Having worked more closely with bibliographic data than I had ever expected to over the last couple of years, I still can’t quite believe how complicated it can be. I keep holding tight something Karen Coyle told me when I first started at Open Library, that “library metadata is diabolically rational.” Now that I’ve witnessed the cataloging from lots of different sources and am more familiar with the level of detail that’s possible in a library catalog, I have a new fondness for these intensely variegated information systems; at times devilishly detailed, at others wildly incomplete or arcanely abbreviated. Everyone likes to arrange things and classify them into groups. It’s when you try to get people to put things into groups that someone else has come up with that it starts getting messy.

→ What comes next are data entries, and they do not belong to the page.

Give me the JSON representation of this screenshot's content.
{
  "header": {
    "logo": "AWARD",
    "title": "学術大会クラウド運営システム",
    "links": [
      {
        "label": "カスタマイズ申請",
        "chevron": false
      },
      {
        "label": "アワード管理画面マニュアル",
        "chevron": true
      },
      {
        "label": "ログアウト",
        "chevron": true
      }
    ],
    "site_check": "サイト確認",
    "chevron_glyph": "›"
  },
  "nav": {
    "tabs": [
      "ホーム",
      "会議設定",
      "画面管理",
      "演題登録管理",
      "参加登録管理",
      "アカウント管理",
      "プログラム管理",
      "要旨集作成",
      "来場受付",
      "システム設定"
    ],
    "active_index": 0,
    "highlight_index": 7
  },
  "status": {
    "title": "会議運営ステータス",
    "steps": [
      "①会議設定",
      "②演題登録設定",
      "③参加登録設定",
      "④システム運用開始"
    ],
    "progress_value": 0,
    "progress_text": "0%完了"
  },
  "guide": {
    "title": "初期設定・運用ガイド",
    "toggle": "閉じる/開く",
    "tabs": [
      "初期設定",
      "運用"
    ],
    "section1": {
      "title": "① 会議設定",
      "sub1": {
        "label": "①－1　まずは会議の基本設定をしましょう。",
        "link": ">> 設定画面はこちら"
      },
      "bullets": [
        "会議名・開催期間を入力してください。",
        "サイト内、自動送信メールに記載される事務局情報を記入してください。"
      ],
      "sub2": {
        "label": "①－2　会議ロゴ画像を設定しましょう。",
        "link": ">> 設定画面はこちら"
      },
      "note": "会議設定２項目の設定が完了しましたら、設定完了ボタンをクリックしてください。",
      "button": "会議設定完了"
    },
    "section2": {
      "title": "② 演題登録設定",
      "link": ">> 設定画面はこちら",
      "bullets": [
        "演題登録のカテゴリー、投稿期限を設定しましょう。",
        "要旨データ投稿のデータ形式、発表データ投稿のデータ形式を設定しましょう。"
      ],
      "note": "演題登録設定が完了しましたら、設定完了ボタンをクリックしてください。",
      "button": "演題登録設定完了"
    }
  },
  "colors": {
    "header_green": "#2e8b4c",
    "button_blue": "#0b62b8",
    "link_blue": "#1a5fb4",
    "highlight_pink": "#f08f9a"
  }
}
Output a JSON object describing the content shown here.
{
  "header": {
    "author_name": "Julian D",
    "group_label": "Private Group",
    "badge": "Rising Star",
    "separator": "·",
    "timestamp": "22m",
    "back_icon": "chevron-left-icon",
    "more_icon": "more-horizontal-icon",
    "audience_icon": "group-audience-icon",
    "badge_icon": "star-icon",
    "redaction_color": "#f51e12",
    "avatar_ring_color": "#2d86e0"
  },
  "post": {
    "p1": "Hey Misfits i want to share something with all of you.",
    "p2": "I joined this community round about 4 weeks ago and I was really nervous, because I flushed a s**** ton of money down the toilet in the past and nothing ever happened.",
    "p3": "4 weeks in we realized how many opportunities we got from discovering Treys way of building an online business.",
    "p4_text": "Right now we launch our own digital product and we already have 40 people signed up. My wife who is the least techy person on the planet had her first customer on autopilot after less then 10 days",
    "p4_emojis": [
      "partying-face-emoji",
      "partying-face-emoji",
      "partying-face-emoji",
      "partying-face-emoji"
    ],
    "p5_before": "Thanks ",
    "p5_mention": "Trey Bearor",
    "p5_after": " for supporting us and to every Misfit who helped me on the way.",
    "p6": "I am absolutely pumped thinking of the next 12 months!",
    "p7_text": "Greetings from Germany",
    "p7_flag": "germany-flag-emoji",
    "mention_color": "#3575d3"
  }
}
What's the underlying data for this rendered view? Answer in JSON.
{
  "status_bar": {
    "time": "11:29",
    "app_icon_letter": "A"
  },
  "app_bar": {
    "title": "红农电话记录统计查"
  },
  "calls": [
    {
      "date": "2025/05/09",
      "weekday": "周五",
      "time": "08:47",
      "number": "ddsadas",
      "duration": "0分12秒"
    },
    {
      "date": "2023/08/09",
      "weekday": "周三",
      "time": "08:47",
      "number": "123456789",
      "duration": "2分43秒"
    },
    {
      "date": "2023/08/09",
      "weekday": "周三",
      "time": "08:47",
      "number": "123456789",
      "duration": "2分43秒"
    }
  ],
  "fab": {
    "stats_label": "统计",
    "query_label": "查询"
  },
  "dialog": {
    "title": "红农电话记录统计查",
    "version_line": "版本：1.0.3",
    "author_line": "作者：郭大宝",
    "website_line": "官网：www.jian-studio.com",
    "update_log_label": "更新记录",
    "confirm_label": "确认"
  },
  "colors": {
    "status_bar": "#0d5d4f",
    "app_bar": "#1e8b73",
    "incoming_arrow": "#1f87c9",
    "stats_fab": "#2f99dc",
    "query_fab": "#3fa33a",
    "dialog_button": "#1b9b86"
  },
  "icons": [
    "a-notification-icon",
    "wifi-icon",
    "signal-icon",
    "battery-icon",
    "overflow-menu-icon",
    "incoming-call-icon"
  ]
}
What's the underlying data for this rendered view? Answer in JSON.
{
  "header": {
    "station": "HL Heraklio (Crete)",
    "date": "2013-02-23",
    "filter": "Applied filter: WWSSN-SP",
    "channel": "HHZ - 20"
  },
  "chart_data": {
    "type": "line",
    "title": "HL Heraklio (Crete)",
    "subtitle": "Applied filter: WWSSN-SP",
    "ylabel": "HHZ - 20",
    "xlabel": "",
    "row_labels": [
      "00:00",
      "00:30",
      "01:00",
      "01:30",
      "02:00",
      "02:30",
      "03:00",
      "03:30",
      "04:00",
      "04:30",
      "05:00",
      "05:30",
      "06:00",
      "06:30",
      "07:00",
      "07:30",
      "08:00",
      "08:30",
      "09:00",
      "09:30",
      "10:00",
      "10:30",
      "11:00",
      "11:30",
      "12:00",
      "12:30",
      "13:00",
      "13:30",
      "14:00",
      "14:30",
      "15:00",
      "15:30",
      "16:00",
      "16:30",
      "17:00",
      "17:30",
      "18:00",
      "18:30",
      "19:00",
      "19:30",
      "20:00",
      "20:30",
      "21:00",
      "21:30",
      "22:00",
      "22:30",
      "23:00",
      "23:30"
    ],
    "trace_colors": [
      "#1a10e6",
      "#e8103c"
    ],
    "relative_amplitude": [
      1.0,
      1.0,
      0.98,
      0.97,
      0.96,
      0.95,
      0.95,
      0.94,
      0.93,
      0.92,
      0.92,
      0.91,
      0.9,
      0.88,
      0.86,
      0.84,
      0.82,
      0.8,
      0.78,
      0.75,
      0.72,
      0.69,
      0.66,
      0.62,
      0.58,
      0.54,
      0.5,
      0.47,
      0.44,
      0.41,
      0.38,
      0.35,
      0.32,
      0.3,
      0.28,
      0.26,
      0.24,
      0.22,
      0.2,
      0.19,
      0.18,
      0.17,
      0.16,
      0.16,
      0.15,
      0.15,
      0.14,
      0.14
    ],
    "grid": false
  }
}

At Open Library, we’re attempting to ingest catalog data from, well, everywhere. Every “dialect” of cataloging practice makes this mass consumption harder. In spite of the rational goal of standardized data entry, there is an intense diffusion of practice. (Have a look at Seeing Standards: A Visualization of the Metadata Universe by Jenn Riley and Devin Becker if you haven’t already.)
A challenge I think we face today is a metastasized level of complexity, particularly as we attempt to begin to catalog works that have no physical form, but only exist electronically. Any challenge presents opportunity, and the opportunity here is to radically simplify the way things are represented in catalogs.
In February, I gave a presentation at the recent API Workshop held at the Maryland Institute of Technology and the Humanities (MITH). I talked about Open Library and paid particular attention to the resources we’re trying to put in place for developers to hook into the system.
Part of the presentation was an impromptu survey of the audience, where I passed around an index card for everyone, and asked people to write down the 5 fields they thought were adequate to describe a book. I framed the survey as a search for a “minimum viable record,” and it was fascinating to watch the audience squirm a bit as they asked for more guidance on the challenge. Can fields repeat? What’s the audience for this description? etc.
I’ve collated the results of the forty or so respondents into an ugly spreadsheet. There are 4 sheets, linked in the green strip at the bottom of the page:
- Book Raw – unfiltered results, in the order they were written
- Book Cooked V1 – all results blended, sorted alphabetically
- Book Merged – all results grouped
- Summary – with counts and a graph!
Here’s the final result:
So, on the shoulders of “minimum viable product“, a way for web application developers to get working code deployed quickly and effectively, I wonder if it’s time for a “minimum viable record” in place for bibliographic systems. Enough detail for a computer to match, correlate and compare, but not so much that having to process each record stops everything in its tracks.
You might have heard of the Open Publication Distribution System (OPDS) Catalog specification, which is a syndication format for electronic publications. Certainly, this new standard is a great step towards simpler representations of books — in this case, OPDS was initially designed to represent eBooks specifically — but I find myself wondering if it could be reduced further still, to pave the way for even easier exchange between systems. (Please note that all our edition records are now available in OPDS format, as well as RDF and JSON.)
Something like Title, Author, Date, Subject[s] and Identifier[s] might just do the trick, though it is of course irresistibly debatable. It’s an idea we’re going to look to as we work on our new Write API for Open Library. This minimum viable record will play gatekeeper for any new records we ingest (or that you export).
What do you think of this minimum viable blog post?